The Crazies

I’m no world-beater, but I have plans.

— Russ (Joe Anderson)

“It starts here,” announces the trailer for The Crazies, “here” being a small-town Iowa baseball field. “It” would be the transformation of the folks into monsters — zombified, bulgy-veined nutcases with an inclination to kill everyone. The camera looks out at the kids’ game through a chain-link fence, over the shoulders of the coach and the sheriff. And then a figure wanders onto the field, a man looking ravaged and confused, carrying a shotgun. The shot cuts back to the sheriff’s face and he mutters, “Jesus Christ.”

A confrontation with the unknown is standard in horror movies. Here the unknown is the seeming known, neighbors, husbands, and daughters. As Sheriff David Dutton (Timothy Olyphant) peers at Rory (Mike Hickman), he’s ready to assess: the guy’s a notorious alcoholic, and even if he has been clean for two years, he’s visibly gone off his wagon now. This story allows David to make sense of what he sees, though what he sees makes no sense.

David will be forced to reassess, of course. He’ll find out that Rory — despite appearances — was not drunk, that instead he was infected by a biological weapon accidentally loosed on this midwestern idyll by careless men in military uniforms. Revisiting the plot set out in George Romero’s 1973 original, Breck Eisner’s movie doesn’t so much update as it repeats and reminds, in particular, that it’s never out of date to doubt the government has your best interests in mind.

David figures this out the hard way. Per formula — a formula that Romero’s movies during the Vietnam War helped to define — he’s got a stereotypical family life at stake. His wife Judy (Radha Mitchell) is not only the local doctor, but also pregnant. Their house has a porch and their laundry dries on lines in the backyard. Theirs is a quiet, hopeful, John Mellencampish existence, at least until it’s so rudely interrupted. David’s efforts to maintain his charmed life lead to conflict — his neighbors begin to distrust him, and no wonder: he’s questioning his decisions, too, a point made neatly when Judy discovers he’s out of bed at the crack of dawn, planing wood on that wondrous porch. He grumps and frets, she comforts him. The sun rises, and before they know it, their very bad day is underway.

David and Judy’s professional caretaking positions them as everyone else’s mom-and-dad, a thematic point underlined by the kids who tag along during their escape, David’s eager deputy, Russell (Joe Anderson), and Judy’s receptionist, Becca (Danielle Panabaker), a one-dimensional teenager whose boyfriend is a football player. Predictably, this faux familial unit is soon contentious. Though Russ, lanky and loyal, tends to pop up just when David needs an extra gun, the guys can’t help but wonder about one another’s trustworthiness, as dire circumstances force them to undertake dire actions. Their exchanges — whether they’re shooting at frothing infecteds (a trio of rowdy hunters make for especially resilient and easily demonized targets) or aiming weapons at one another — are actually compelling. As David and Russ look at each other breathing hard, veins becoming visible, they must decide in half-seconds whether to blow each other’s heads off. And in these shot-reverse-shots, they incarnate the film’s broader dilemma pretty much exactly: who is crazy here, those who have been made irresponsible by disease or those who won’t take responsibility for the devastation they wreak?

Even more to the point, is craziness an offense punishable by death, even in the interest of a “greater good”? Predictably, The Crazies has it both ways, uglifying the punishers and the punishees, all marauding brutes. The film isn’t much interested in detail, at least not the sort of scientific or rational explanations for what happens. Aside from the generic threat posed by Powers That Be — here embodied by special oppers in gas masks and heavy gear — David and Judy don’t meet anyone who might be responsible. (That said, a brief encounter with a young National Guardsman underscores that “I’m just following orders” remains a weak excuse for shooting fellow citizens.)

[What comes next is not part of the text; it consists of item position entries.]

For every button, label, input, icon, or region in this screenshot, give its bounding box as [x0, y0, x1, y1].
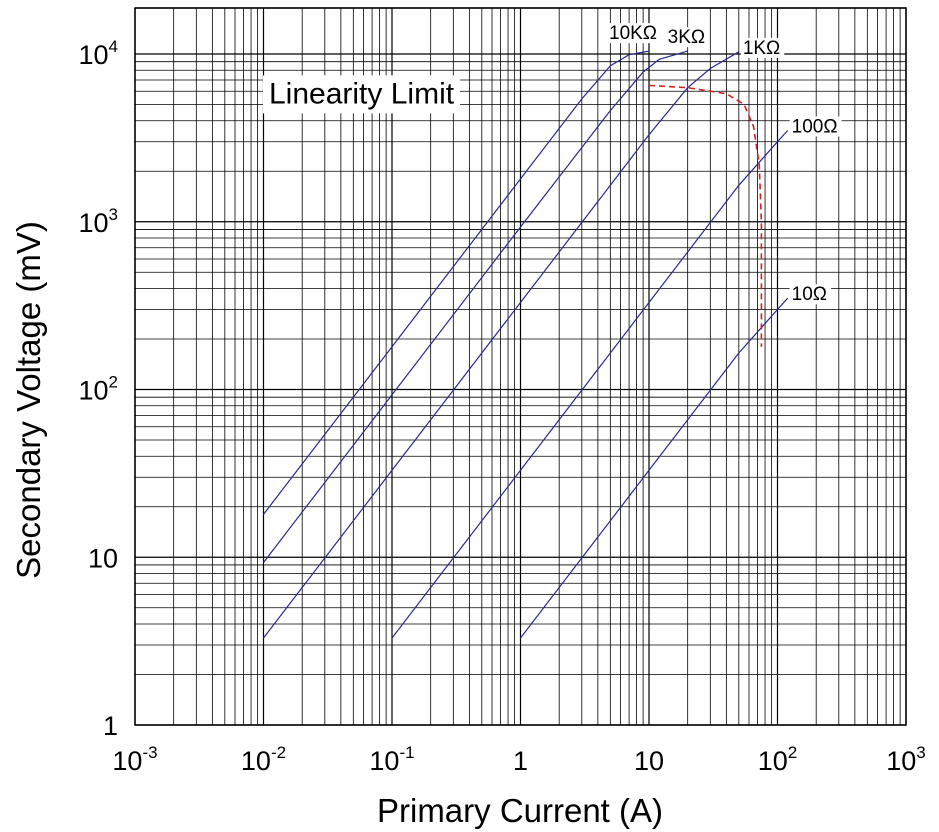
- y-tick-label: 104: [78, 37, 118, 70]
- y-tick-label: 10: [88, 543, 118, 573]
- x-tick-label: 10-3: [112, 743, 157, 776]
- x-axis-title: Primary Current (A): [377, 792, 663, 829]
- x-tick-label: 10: [634, 746, 664, 776]
- series-curves: [263, 50, 789, 639]
- series-label: 10KΩ: [609, 23, 657, 44]
- y-axis-title: Secondary Voltage (mV): [10, 221, 47, 579]
- series-label-bg: [665, 27, 710, 48]
- series-line: [263, 50, 688, 563]
- plot-frame: [134, 7, 907, 726]
- y-tick-label: 102: [78, 373, 118, 406]
- series-label: 100Ω: [792, 116, 838, 137]
- series-label-bg: [740, 37, 785, 58]
- y-tick-label: 103: [78, 205, 118, 238]
- series-line: [263, 50, 650, 515]
- series-line: [391, 130, 789, 639]
- y-tick-label: 1: [103, 711, 118, 741]
- x-tick-label: 1: [513, 746, 528, 776]
- linearity-label-bg: [263, 75, 461, 114]
- series-label-bg: [607, 23, 662, 44]
- series-label: 3KΩ: [668, 27, 705, 48]
- x-tick-label: 102: [758, 743, 798, 776]
- x-tick-label: 10-2: [241, 743, 286, 776]
- curve-labels: 10KΩ 3KΩ 1KΩ 100Ω 10Ω Linearity Limit: [263, 23, 842, 305]
- series-label: 10Ω: [792, 284, 827, 305]
- series-label: 1KΩ: [743, 38, 780, 59]
- series-label-bg: [789, 116, 842, 137]
- x-tick-label: 103: [886, 743, 926, 776]
- tick-labels: 10-3 10-2 10-1 1 10 102 103 1 10 102 103 104: [78, 37, 925, 776]
- series-label-bg: [789, 284, 832, 305]
- linearity-limit-line: [648, 84, 763, 347]
- series-line: [520, 297, 789, 639]
- linearity-label: Linearity Limit: [269, 77, 455, 110]
- x-tick-label: 10-1: [369, 743, 414, 776]
- series-line: [263, 51, 740, 639]
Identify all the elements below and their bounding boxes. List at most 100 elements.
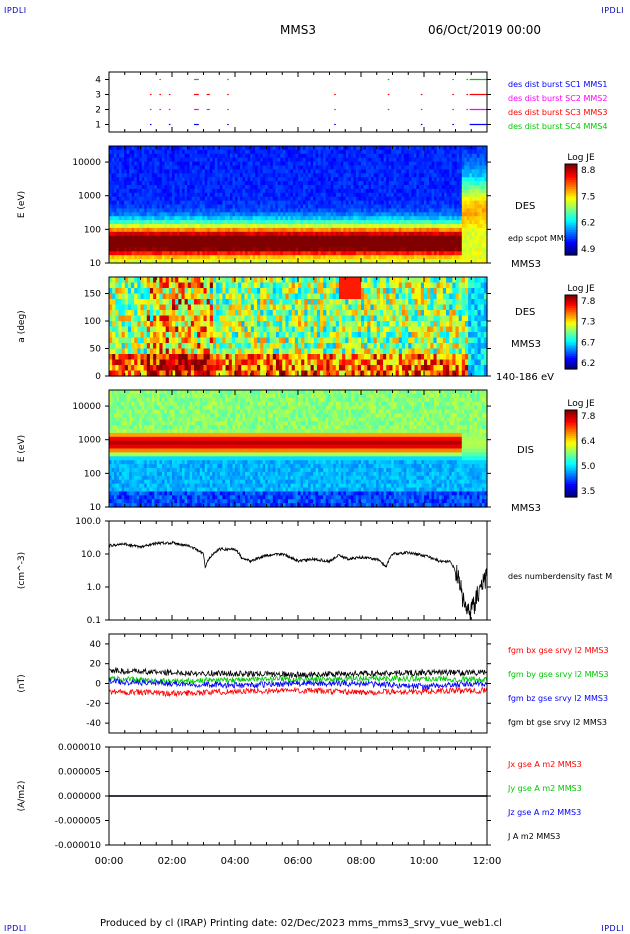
des-energy-cell — [376, 239, 380, 245]
des-energy-cell — [333, 259, 337, 264]
des-energy-cell — [371, 157, 375, 163]
des-energy-cell — [240, 153, 244, 159]
des-energy-cell — [141, 185, 145, 190]
des-energy-cell — [242, 224, 246, 229]
des-energy-cell — [119, 231, 123, 237]
des-energy-cell — [315, 165, 319, 170]
des-energy-cell — [250, 188, 254, 194]
des-energy-cell — [391, 161, 395, 167]
des-energy-cell — [280, 161, 284, 167]
des-energy-cell — [323, 157, 327, 163]
des-energy-cell — [174, 177, 178, 182]
des-energy-cell — [333, 227, 337, 233]
des-energy-cell — [232, 149, 236, 155]
des-energy-cell — [252, 255, 256, 260]
des-energy-cell — [396, 149, 400, 155]
des-energy-cell — [295, 251, 299, 256]
des-energy-cell — [250, 212, 254, 217]
des-energy-cell — [182, 161, 186, 167]
des-energy-cell — [114, 153, 118, 159]
des-energy-cell — [295, 259, 299, 264]
des-energy-cell — [280, 220, 284, 225]
des-energy-cell — [368, 157, 372, 163]
des-energy-cell — [184, 208, 188, 213]
des-energy-cell — [144, 259, 148, 264]
des-energy-cell — [136, 216, 140, 221]
des-energy-cell — [376, 149, 380, 155]
des-energy-cell — [189, 204, 193, 209]
des-energy-cell — [265, 243, 269, 248]
des-energy-cell — [184, 153, 188, 159]
des-energy-cell — [109, 181, 113, 186]
des-energy-cell — [298, 227, 302, 233]
des-energy-cell — [371, 146, 375, 151]
des-energy-cell — [204, 192, 208, 198]
des-energy-cell — [199, 231, 203, 237]
des-energy-cell — [174, 153, 178, 159]
des-energy-cell — [403, 227, 407, 233]
des-energy-cell — [267, 212, 271, 217]
des-energy-cell — [262, 177, 266, 182]
des-energy-cell — [298, 231, 302, 237]
des-energy-cell — [418, 224, 423, 229]
des-energy-cell — [323, 192, 327, 198]
des-energy-cell — [386, 153, 390, 159]
des-energy-cell — [245, 153, 249, 159]
des-energy-cell — [401, 231, 405, 237]
des-energy-cell — [371, 227, 375, 233]
des-energy-cell — [426, 153, 430, 159]
des-energy-cell — [262, 165, 266, 170]
des-energy-cell — [111, 235, 115, 241]
des-energy-cell — [285, 220, 289, 225]
des-energy-cell — [391, 157, 395, 163]
des-energy-cell — [421, 231, 425, 237]
des-energy-cell — [124, 181, 128, 186]
des-energy-cell — [429, 200, 433, 206]
des-energy-cell — [325, 227, 329, 233]
des-energy-cell — [156, 204, 160, 209]
des-energy-cell — [353, 208, 357, 213]
des-energy-cell — [398, 227, 402, 233]
des-energy-cell — [224, 192, 229, 198]
des-energy-cell — [313, 161, 317, 167]
des-energy-cell — [308, 208, 312, 213]
des-energy-cell — [156, 200, 160, 206]
des-energy-cell — [156, 239, 160, 245]
des-energy-cell — [343, 235, 347, 241]
des-energy-cell — [166, 200, 171, 206]
des-energy-cell — [116, 146, 120, 151]
des-energy-cell — [111, 231, 115, 237]
des-energy-cell — [292, 200, 297, 206]
des-energy-cell — [111, 149, 115, 155]
des-energy-cell — [116, 243, 120, 248]
des-energy-cell — [318, 196, 322, 202]
des-energy-cell — [320, 196, 324, 202]
des-energy-cell — [315, 231, 319, 237]
des-energy-cell — [363, 149, 367, 155]
des-energy-cell — [151, 235, 155, 241]
des-energy-cell — [396, 165, 400, 170]
des-energy-cell — [376, 165, 380, 170]
des-energy-cell — [282, 157, 286, 163]
des-energy-cell — [232, 227, 236, 233]
des-energy-cell — [396, 212, 400, 217]
des-energy-cell — [376, 192, 380, 198]
des-energy-cell — [255, 208, 259, 213]
des-energy-cell — [177, 146, 181, 151]
corner-label-top-left: IPDLI — [4, 6, 27, 15]
des-energy-cell — [340, 185, 344, 190]
des-energy-cell — [111, 192, 115, 198]
des-energy-cell — [338, 196, 342, 202]
des-energy-cell — [401, 169, 405, 174]
des-energy-cell — [366, 239, 370, 245]
des-energy-cell — [169, 231, 173, 237]
des-energy-cell — [257, 247, 261, 252]
des-energy-cell — [174, 251, 178, 256]
des-energy-cell — [285, 146, 289, 151]
des-energy-cell — [154, 255, 158, 260]
des-energy-cell — [413, 169, 418, 174]
des-energy-cell — [154, 181, 158, 186]
des-energy-cell — [235, 173, 239, 178]
des-energy-cell — [247, 146, 251, 151]
des-energy-cell — [285, 153, 289, 159]
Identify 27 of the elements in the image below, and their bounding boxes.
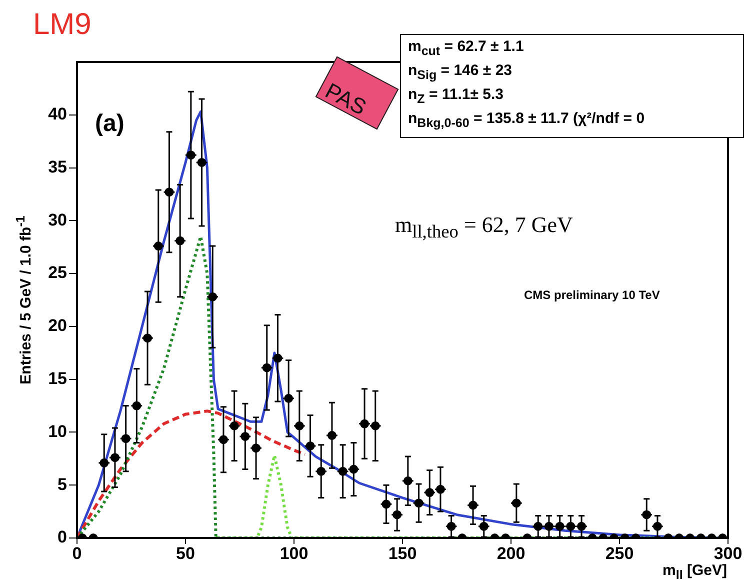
chart-title: LM9 [33, 8, 92, 42]
y-tick-label: 25 [48, 263, 67, 282]
y-tick-label: 0 [58, 528, 67, 547]
y-tick-label: 30 [48, 210, 67, 230]
y-tick-label: 35 [48, 157, 67, 176]
annotation: m$_{ll,theo}$ = 62, 7 GeV [395, 212, 573, 242]
annotation: PAS [320, 78, 370, 121]
y-tick-label: 40 [48, 104, 67, 124]
text: m$_{cut}$ = 62.7 ± 1.1 [408, 38, 524, 58]
x-tick-label: 50 [176, 544, 195, 563]
x-tick-label: 250 [605, 544, 634, 563]
annotation: CMS preliminary 10 TeV [524, 288, 660, 302]
y-tick-label: 15 [48, 369, 67, 388]
x-axis-title: m$_{ll}$ [GeV] [662, 562, 727, 582]
annotation: n$_{Z}$ = 11.1± 5.3 [408, 86, 504, 106]
annotation: n$_{Sig}$ = 146 ± 23 [408, 62, 512, 82]
x-tick-label: 0 [72, 544, 82, 563]
x-tick-label: 200 [496, 544, 526, 563]
annotation: n$_{Bkg,0-60}$ = 135.8 ± 11.7 (χ²/ndf = 0 [408, 110, 645, 130]
x-tick-label: 150 [388, 544, 417, 563]
y-tick-label: 20 [48, 316, 67, 336]
x-tick-label: 100 [280, 544, 308, 563]
y-tick-label: 5 [58, 474, 67, 494]
line-series [77, 410, 306, 538]
y-tick-label: 10 [48, 422, 67, 441]
annotation: (a) [95, 110, 124, 138]
x-tick-label: 300 [714, 544, 742, 563]
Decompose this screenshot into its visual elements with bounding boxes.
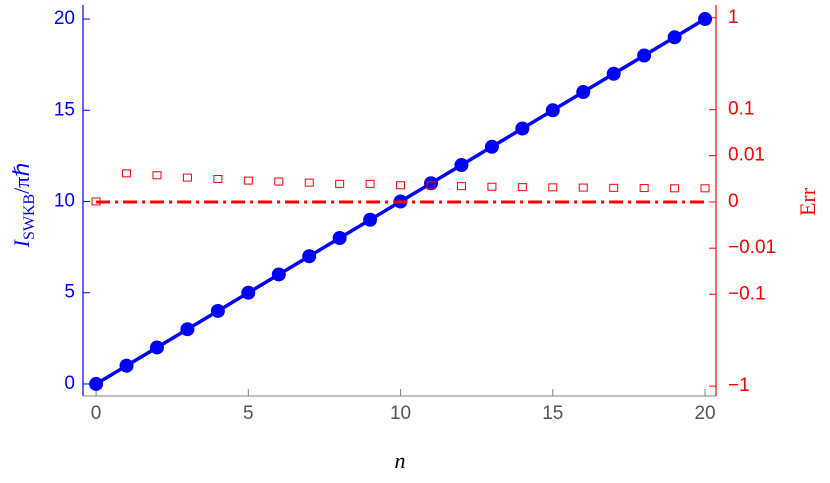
point <box>335 179 345 188</box>
y-tick-label: 15 <box>54 99 75 120</box>
point <box>274 177 284 186</box>
point <box>637 48 652 63</box>
y-tick-label: 10 <box>54 191 75 212</box>
point <box>456 182 466 191</box>
point <box>302 249 317 264</box>
point <box>545 103 560 118</box>
point <box>213 174 223 183</box>
x-axis-label: n <box>395 448 406 473</box>
y-tick-label: 20 <box>54 8 75 29</box>
y-tick-label: 5 <box>64 282 75 303</box>
x-tick-label: 20 <box>694 403 715 424</box>
y-label-sub: SWKB <box>21 194 38 240</box>
point <box>698 12 713 27</box>
x-tick-label: 15 <box>542 403 563 424</box>
y2-tick-label: 0 <box>728 191 739 212</box>
point <box>424 176 439 191</box>
y2-tick-label: 1 <box>728 7 739 28</box>
point <box>210 303 225 318</box>
y2-tick-label: −1 <box>728 375 750 396</box>
point <box>152 171 162 180</box>
x-tick-label: 0 <box>91 403 102 424</box>
point <box>89 376 104 391</box>
point <box>667 30 682 45</box>
x-tick-label: 10 <box>390 403 411 424</box>
point <box>271 267 286 282</box>
y-label-main: I <box>9 238 34 248</box>
point <box>243 176 253 185</box>
point <box>515 121 530 136</box>
y-axis-label: ISWKB/πℏ <box>9 163 38 249</box>
point <box>363 212 378 227</box>
point <box>182 173 192 182</box>
x-tick-label: 5 <box>243 403 254 424</box>
y2-tick-label: −0.1 <box>728 283 766 304</box>
point <box>606 66 621 81</box>
point <box>149 340 164 355</box>
point <box>454 158 469 173</box>
y2-tick-label: −0.01 <box>728 237 776 258</box>
point <box>332 230 347 245</box>
point <box>609 183 619 192</box>
point <box>517 183 527 192</box>
point <box>548 183 558 192</box>
point <box>670 184 680 193</box>
point <box>484 139 499 154</box>
y2-tick-label: 0.01 <box>728 145 765 166</box>
y-tick-label: 0 <box>64 373 75 394</box>
point <box>700 184 710 193</box>
point <box>241 285 256 300</box>
point <box>396 181 406 190</box>
point <box>304 178 314 187</box>
y2-tick-label: 0.1 <box>728 99 754 120</box>
point <box>122 169 132 178</box>
point <box>578 183 588 192</box>
point <box>576 85 591 100</box>
point <box>426 181 436 190</box>
y-label-rest: /πℏ <box>9 163 34 194</box>
point <box>487 182 497 191</box>
point <box>639 184 649 193</box>
y2-axis-label: Err <box>795 187 820 216</box>
point <box>365 179 375 188</box>
point <box>180 322 195 337</box>
point <box>119 358 134 373</box>
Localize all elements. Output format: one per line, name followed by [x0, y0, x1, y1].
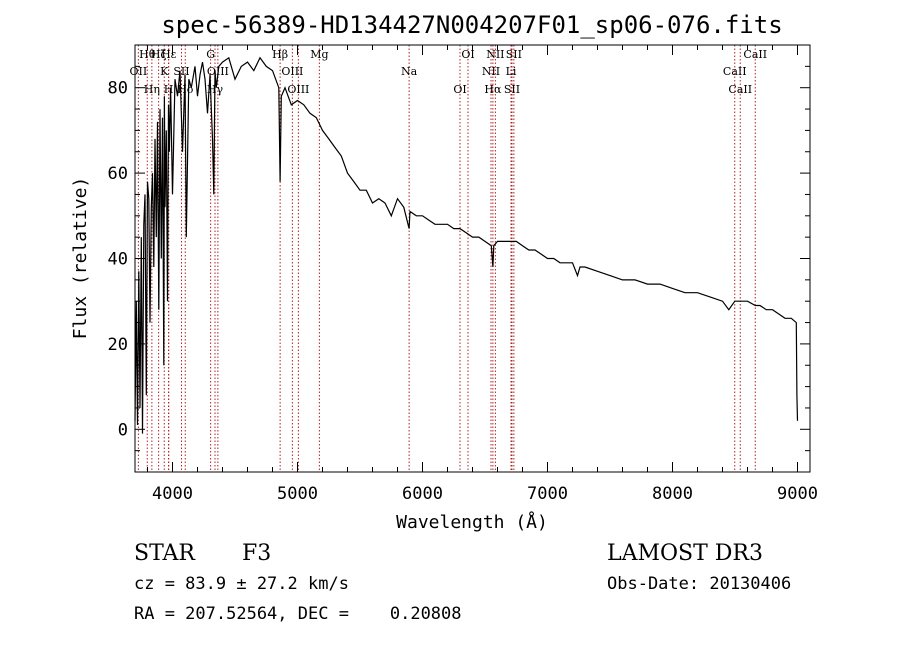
line-label: OIII	[287, 83, 309, 96]
x-tick-label: 6000	[402, 484, 443, 504]
line-label: Hθ	[139, 48, 156, 61]
x-tick-label: 4000	[152, 484, 193, 504]
x-tick-label: 5000	[277, 484, 318, 504]
line-label: H	[164, 83, 174, 96]
line-label: NII	[482, 65, 500, 78]
redshift-cz: cz = 83.9 ± 27.2 km/s	[134, 574, 349, 594]
y-tick-label: 40	[108, 250, 128, 270]
line-label: SII	[173, 65, 189, 78]
chart-title: spec-56389-HD134427N004207F01_sp06-076.f…	[161, 11, 782, 39]
line-label: CaII	[743, 48, 767, 61]
x-axis-ticks: 4000 5000 6000 7000 8000 9000	[147, 45, 818, 504]
y-axis-label: Flux (relative)	[70, 177, 91, 340]
object-class: STAR	[134, 541, 196, 566]
spectral-line-markers	[137, 45, 756, 472]
plot-frame	[134, 44, 811, 473]
y-axis-ticks: 0 20 40 60 80	[108, 44, 810, 473]
line-label: OI	[461, 48, 474, 61]
line-label: Mg	[310, 48, 328, 61]
line-label: OII	[130, 65, 148, 78]
line-label: SII	[504, 83, 520, 96]
line-label: Hβ	[272, 48, 288, 61]
line-label: Hη	[144, 83, 160, 96]
x-tick-label: 8000	[652, 484, 693, 504]
line-label: Hα	[484, 83, 502, 96]
line-label: K	[160, 65, 169, 78]
line-label: Hε	[161, 48, 177, 61]
y-tick-label: 20	[108, 335, 128, 355]
x-tick-label: 7000	[527, 484, 568, 504]
line-label: OIII	[281, 65, 303, 78]
line-label: Li	[506, 65, 517, 78]
y-tick-label: 60	[108, 164, 128, 184]
line-label: CaII	[723, 65, 747, 78]
object-subclass: F3	[242, 541, 271, 566]
x-tick-label: 9000	[777, 484, 818, 504]
line-label: CaII	[728, 83, 752, 96]
survey-name: LAMOST DR3	[607, 541, 763, 566]
line-label: NII	[486, 48, 504, 61]
ra-dec: RA = 207.52564, DEC = 0.20808	[134, 604, 462, 624]
y-tick-label: 0	[118, 420, 128, 440]
line-label: G	[206, 48, 215, 61]
line-label: SII	[506, 48, 522, 61]
spectral-line-labels: HθOIIHηHζKHHεSIIHδGOIIIHγHβOIIIOIIIMgNaO…	[130, 48, 768, 96]
line-label: Hζ	[151, 48, 167, 61]
y-tick-label: 80	[108, 79, 128, 99]
x-axis-label: Wavelength (Å)	[396, 511, 548, 533]
line-label: Na	[401, 65, 418, 78]
line-label: OI	[453, 83, 466, 96]
spectrum-series-line	[134, 56, 799, 434]
obs-date: Obs-Date: 20130406	[607, 574, 791, 594]
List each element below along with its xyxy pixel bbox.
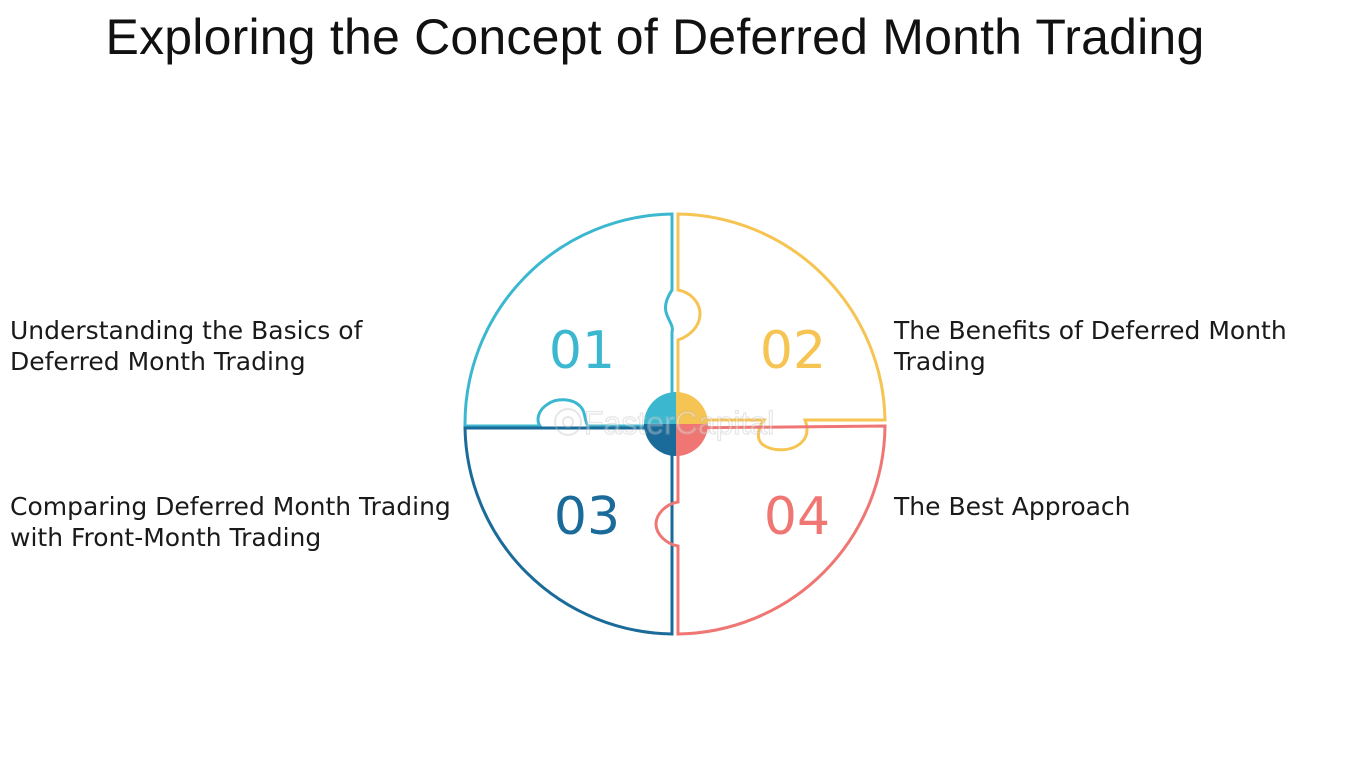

The movie is, however, very interested in another sort of detail, scene to scene. So, as Judy turns her back on a patient in her office, the camera lingers on his vacant stare. A murderer’s approach is signaled by scrape of a bloody pitchfork dragged along a seemingly endless floor. Russ observes of someone coughing but insisting, “I’m not sick,” “You wouldn’t know.” And our heroes endure a fabulous few minutes of terror in a carwash, unable to get out of the vehicle or get it off the tracks while they are beset from all directions by water, soap, and monsters. As Russ tries to explain his apparently random shooting — “I saw movement!” — David looks him dead in the eye to note, “Everything’s fucking moving.”

Observations like this, jokes premised on viewers getting what characters miss, are, of course, the bread and butter of horror movies. Inviting you to worry for this little band of survivors while also anticipating nasty ends for at least some of them, your emotional connection to any individual is a function of not knowing — when, where or how those ends might come, or more profoundly, why. It helps, in this case, that craziness is irrational by definition. Because everything’s fucking moving, you’ll never know.